Por último, sendo verdade que no âmbito de impugnação de decisão de facto, exige-se que o Tribunal da Relação se debruce sobre a razoabilidade da convicção em que assentou o “julgamento” do tribunal a quo, impondo-se inclusive ao tribunal de recurso formar a sua própria convicção (4), o que deve fazer outrossim no gozo pleno do princípio da livre apreciação da prova ( cfr. artº 607º,nº5, do CPC ), o certo é que outrossim pacífico é que não cabe todavia ao tribunal de segunda instância realizar um segundo ou um novo julgamento, sendo antes a sua competência residual (5) , ou seja, a impugnação deduzida pelo recorrente “não pode transformar o tribunal de segunda instância em tribunal de substituição total e pleno, anulando, de forma plena e absoluta, o julgamento que foi realizado por um tribunal a quem cabe, em primeira e decisiva linha, fazer uma aproximação, imediata e próxima, das provas que lhe são presentes.
Ou seja, cabendo tão só à segunda instância proceder ao julgamento da decisão de facto por forma a corrigir erros de julgamento patentes nos tribunais de 1.ª instância, mas dentro de limites que não podem exacerbar ou expandir-se para além do que a lei comina” (6), então e porque de resto [em razão do princípio da imediação] muito do apreendido pelo Julgador da primeira instância nunca chega - porque não é gravado ou registado - ao ad quem [sempre existindo inúmeros factores difíceis de concretizar ou verbalizar e que são importantes e decisivos em sede de formação da convicção], em coerência exige-se que a Relação evite introduzir alterações quando não seja possível concluir, com a necessária segurança, pela existência de um erro de apreciação da prova relativamente aos concretos pontos de facto impugnados. (7)
Tudo visto e ponderado, não vemos assim justificação para retirar do elenco dos factos provados os que referentes aos itens nºs 2.9. e 2.10.

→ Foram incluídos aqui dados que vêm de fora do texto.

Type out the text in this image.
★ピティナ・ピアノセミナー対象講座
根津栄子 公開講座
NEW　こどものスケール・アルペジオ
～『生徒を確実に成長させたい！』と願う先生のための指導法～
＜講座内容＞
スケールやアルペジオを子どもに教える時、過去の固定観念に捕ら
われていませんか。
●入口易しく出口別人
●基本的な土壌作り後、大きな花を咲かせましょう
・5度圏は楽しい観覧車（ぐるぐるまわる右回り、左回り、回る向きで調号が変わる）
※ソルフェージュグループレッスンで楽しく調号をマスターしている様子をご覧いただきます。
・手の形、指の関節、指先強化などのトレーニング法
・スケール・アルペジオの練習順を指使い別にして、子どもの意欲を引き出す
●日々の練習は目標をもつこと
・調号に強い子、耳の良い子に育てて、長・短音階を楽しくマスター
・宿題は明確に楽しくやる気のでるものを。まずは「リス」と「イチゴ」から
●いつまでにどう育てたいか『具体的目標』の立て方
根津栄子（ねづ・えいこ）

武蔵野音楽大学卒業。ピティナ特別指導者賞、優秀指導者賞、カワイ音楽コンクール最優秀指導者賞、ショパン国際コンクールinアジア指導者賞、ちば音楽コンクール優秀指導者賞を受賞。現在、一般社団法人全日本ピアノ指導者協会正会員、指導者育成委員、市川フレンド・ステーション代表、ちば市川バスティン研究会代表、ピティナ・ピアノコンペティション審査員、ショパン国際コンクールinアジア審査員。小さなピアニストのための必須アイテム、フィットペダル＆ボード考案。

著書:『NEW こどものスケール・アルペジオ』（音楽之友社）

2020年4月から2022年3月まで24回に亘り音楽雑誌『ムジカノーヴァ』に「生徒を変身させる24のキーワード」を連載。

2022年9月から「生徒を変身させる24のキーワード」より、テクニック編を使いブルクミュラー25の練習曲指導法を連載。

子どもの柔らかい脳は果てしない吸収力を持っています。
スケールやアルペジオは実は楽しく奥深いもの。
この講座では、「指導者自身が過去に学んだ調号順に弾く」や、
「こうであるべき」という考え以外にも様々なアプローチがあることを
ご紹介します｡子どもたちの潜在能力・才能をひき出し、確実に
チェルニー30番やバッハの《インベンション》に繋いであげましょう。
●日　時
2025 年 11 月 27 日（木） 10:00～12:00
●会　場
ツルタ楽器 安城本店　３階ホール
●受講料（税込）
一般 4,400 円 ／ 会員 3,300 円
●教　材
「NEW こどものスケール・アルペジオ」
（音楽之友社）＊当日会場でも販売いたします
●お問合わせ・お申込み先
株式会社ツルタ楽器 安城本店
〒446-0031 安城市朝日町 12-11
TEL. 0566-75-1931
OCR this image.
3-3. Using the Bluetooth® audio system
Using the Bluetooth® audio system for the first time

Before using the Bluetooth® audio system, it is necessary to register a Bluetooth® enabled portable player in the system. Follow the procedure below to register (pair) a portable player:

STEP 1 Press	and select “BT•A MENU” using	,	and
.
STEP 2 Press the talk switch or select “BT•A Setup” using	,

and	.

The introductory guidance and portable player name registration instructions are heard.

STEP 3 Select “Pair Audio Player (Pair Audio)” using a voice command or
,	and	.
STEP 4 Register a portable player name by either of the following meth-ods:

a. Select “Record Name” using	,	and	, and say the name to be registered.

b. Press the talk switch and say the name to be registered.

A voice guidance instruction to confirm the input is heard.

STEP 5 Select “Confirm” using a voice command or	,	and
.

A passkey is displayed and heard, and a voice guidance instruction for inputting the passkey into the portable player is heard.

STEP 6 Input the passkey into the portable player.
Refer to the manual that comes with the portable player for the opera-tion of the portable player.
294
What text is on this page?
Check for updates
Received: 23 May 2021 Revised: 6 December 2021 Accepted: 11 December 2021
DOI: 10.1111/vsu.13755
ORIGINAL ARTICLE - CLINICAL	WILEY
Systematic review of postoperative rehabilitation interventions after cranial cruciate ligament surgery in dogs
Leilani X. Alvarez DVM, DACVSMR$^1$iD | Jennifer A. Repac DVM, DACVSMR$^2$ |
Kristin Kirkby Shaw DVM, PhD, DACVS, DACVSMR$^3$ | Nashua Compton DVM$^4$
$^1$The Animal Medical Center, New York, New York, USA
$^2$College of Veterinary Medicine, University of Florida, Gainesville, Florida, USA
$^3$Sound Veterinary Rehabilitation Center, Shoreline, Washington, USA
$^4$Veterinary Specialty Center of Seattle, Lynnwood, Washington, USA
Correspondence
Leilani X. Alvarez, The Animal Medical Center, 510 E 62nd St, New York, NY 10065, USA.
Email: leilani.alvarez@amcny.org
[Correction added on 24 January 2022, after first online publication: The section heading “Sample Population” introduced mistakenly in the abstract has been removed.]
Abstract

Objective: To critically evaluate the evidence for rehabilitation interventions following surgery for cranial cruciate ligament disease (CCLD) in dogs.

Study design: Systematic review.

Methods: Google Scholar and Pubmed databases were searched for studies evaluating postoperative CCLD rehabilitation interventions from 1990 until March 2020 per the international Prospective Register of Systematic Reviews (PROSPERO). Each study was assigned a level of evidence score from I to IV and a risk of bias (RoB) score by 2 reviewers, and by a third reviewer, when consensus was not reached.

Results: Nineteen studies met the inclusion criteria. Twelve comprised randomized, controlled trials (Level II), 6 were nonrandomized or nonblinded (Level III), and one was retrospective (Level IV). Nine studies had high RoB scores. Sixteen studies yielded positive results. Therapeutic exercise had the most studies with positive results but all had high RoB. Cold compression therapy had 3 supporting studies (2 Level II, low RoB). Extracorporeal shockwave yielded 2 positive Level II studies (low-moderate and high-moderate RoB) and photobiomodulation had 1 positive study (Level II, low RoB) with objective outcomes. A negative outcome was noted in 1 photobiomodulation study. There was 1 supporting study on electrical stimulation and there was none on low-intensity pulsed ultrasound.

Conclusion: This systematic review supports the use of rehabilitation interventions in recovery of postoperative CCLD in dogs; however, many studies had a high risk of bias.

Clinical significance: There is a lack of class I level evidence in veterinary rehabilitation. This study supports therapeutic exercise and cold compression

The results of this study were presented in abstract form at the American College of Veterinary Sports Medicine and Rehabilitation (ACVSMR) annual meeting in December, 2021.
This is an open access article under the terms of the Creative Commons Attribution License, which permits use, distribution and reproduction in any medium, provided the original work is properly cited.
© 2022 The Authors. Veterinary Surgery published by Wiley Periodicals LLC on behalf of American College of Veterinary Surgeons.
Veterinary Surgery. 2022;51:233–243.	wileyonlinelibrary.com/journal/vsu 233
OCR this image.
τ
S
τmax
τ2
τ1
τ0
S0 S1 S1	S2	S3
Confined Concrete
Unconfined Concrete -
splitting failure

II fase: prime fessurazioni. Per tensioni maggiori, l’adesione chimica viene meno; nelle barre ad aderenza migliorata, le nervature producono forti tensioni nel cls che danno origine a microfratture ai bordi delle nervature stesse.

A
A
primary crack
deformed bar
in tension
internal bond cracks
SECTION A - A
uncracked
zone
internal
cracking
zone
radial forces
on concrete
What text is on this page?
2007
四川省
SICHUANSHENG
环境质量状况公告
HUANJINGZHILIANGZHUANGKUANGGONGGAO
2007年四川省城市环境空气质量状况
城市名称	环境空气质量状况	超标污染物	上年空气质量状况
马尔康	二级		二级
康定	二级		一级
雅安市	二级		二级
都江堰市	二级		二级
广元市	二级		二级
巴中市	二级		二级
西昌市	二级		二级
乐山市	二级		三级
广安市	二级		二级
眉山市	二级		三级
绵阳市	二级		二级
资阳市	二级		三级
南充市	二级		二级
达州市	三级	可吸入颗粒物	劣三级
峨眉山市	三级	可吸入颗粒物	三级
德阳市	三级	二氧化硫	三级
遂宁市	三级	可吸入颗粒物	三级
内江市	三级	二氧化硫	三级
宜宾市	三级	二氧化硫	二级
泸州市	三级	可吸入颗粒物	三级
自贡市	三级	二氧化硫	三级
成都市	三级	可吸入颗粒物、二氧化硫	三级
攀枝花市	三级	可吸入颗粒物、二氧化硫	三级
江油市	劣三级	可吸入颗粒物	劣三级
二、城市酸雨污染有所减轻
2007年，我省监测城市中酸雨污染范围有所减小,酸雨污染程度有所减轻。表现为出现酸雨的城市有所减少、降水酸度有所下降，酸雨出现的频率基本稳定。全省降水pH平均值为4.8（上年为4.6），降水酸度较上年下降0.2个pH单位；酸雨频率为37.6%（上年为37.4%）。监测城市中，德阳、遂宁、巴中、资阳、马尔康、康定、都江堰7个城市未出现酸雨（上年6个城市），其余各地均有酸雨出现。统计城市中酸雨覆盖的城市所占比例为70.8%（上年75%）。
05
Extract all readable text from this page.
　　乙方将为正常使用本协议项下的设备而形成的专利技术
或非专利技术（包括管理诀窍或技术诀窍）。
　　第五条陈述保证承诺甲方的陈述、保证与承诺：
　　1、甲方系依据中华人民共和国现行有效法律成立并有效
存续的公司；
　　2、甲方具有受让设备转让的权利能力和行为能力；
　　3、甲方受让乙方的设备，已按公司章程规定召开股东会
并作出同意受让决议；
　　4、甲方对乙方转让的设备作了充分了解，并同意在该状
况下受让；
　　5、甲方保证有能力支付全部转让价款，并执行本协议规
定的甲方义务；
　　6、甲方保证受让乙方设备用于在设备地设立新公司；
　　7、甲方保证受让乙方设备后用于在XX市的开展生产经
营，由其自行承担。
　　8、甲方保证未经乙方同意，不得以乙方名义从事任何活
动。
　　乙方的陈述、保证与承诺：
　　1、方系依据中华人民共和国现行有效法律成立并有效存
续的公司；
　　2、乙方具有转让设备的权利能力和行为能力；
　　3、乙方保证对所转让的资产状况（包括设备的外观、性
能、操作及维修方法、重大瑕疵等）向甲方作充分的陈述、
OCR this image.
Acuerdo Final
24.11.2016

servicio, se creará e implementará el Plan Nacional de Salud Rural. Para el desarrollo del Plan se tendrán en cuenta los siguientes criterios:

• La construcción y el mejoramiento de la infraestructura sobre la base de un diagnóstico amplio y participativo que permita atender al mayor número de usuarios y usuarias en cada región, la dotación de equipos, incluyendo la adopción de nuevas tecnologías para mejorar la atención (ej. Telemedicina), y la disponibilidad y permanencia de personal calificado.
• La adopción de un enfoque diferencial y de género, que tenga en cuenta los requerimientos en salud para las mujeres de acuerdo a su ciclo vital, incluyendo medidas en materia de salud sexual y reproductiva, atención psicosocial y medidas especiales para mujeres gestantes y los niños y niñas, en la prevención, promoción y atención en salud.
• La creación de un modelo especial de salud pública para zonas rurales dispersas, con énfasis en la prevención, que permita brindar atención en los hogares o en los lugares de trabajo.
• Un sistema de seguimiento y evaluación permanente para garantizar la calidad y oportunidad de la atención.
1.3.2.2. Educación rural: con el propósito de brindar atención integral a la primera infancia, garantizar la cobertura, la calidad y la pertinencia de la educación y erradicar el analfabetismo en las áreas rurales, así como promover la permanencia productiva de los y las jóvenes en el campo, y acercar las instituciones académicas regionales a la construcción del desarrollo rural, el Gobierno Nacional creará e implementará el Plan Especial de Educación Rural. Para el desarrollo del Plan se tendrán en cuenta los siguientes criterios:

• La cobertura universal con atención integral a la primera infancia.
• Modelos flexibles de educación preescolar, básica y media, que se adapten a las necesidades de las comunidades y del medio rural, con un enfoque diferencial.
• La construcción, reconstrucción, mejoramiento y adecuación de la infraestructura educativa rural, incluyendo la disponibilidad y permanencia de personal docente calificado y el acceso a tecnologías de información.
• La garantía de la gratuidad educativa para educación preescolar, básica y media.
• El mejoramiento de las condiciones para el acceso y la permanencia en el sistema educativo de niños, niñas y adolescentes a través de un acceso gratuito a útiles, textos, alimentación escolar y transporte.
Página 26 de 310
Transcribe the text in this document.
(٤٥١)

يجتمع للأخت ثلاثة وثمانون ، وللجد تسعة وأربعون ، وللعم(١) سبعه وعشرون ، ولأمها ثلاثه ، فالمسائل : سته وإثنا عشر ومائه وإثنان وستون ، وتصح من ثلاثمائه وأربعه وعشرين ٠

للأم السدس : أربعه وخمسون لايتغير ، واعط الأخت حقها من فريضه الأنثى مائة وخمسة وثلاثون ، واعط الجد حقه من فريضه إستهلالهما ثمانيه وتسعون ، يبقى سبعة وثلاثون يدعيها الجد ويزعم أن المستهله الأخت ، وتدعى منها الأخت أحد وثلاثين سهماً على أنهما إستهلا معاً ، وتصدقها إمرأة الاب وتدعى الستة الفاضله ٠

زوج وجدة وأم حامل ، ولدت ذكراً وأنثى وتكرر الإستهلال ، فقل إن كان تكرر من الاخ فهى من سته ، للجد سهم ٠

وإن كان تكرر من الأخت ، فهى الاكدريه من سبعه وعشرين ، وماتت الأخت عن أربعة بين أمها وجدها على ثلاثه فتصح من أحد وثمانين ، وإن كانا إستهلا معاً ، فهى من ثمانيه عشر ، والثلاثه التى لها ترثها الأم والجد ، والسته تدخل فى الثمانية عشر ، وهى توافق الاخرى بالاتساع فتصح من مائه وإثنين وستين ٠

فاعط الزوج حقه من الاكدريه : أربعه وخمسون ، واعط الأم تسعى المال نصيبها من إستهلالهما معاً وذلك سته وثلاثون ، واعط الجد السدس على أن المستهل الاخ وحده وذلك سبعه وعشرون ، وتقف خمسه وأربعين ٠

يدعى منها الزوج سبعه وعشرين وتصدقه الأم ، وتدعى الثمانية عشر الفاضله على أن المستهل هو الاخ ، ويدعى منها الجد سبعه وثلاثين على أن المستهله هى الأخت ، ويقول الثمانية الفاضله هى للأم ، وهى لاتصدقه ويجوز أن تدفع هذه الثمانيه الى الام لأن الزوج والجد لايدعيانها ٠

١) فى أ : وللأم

3.2.Do item de facto com os nºs 2.11.
Insurge-se também o apelante relativamente ao conteúdo do ponto de facto nº 2.11, porque amparado apenas nas decorações pela progenitora prestadas, e , concomitantemente, já em sede de conclusões, refere que “ A matrícula do menor A na St. Dominic’s School, em São Domingos de Rana, concelho de Cascais, é nula, nulidade que expressamente se invoca para todos os efeitos”.
Ora, começando pela invocada nulidade, porque não se vislumbra qual o respectivo fundamento legal, quer substantivo ou adjectivo ( processual ou de sentença ), podendo quando muito o facto a se relevar ou não para a decisão de mérito, importa de imediato desconsiderar o aludido vício.
Já no tocante ao julgamento de facto em si, e lançando mão dos considerandos já por nós aduzidos em 3.1. a propósito dos itens de facto com os nºs 2.9. e 2.10., e que aqui se aplicam também, nada justifica em suma que seja retirado do elenco dos factos provados o referente ao item nº 2.11.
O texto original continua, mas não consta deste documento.